The latest incarnation of EarthBrowser is in beta testing and looking really interesting. It’s not yet available for public download.
Earth Browser 3 is Flash /Adobe Air based, and in a number of respects will be a genuine alternative to Google Earth, indeed possibly a better classroom tool for studying certain topics, especially weather and tectonics. Here’s a quick preview of how the application is looking at the moment.
EarthBrowser is a delight to use, extremely intuitive and quick in operation. Expanded to full screen on an interactive whiteboard, the virtual globe is stunning. The navigation is hugely enhanced with a neat and attractive draggable menu:
The data sets include comprehensive real time weather information, tectonic plates, earthquakes, volcanoes, webcams and country borders. The Layers panel in Google Earth by comparison is becoming rather unmanageable – try finding the new Earthquakes layer without a guide!
The Placemarks tab adds several other data sets including Aurora Activity. You can also add your own placemarks. I’ve done this in the screenshot below, ading a photo that I took recently in Tromso:
KML files can be opened by dragging them into Earth Browser, and clicking names or flags in the weather window brings up a related Wikipedia search.
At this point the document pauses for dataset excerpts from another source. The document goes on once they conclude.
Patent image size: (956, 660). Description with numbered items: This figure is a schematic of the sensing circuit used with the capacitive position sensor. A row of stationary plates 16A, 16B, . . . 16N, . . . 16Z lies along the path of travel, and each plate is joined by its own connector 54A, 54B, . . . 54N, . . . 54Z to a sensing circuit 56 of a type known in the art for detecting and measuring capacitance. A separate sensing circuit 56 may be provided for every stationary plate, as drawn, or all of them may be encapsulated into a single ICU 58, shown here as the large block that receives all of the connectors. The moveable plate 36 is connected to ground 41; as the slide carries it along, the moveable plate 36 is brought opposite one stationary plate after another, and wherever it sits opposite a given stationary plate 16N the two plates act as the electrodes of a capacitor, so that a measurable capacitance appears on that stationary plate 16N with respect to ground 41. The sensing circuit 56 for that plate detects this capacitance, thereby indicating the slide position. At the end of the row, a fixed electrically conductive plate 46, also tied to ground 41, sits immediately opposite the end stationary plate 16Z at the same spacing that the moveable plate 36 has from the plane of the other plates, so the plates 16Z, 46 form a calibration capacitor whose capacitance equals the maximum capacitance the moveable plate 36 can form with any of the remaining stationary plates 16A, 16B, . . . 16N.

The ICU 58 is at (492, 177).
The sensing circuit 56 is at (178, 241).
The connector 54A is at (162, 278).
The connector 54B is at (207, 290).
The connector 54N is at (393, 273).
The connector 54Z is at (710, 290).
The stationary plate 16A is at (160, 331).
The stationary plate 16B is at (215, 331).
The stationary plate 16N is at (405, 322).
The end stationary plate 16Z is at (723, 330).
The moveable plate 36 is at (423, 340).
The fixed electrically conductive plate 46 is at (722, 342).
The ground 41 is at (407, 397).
The Placemark menu includes the option to open a Google Map that tracks the Earth Browser view when panned. This is an important feature, partly because the Google Map will display a satellite view at resolutions that Earth Browser can’t manage.
I’m very excited about EarthBrowser 3 and will be eagerly awaiting the finished version. The USP for geography teachers is the clean and efficient navigation and essential real-time datasets. I notice that Apple are hosting some useful looking teaching resources for EarthBrowser here.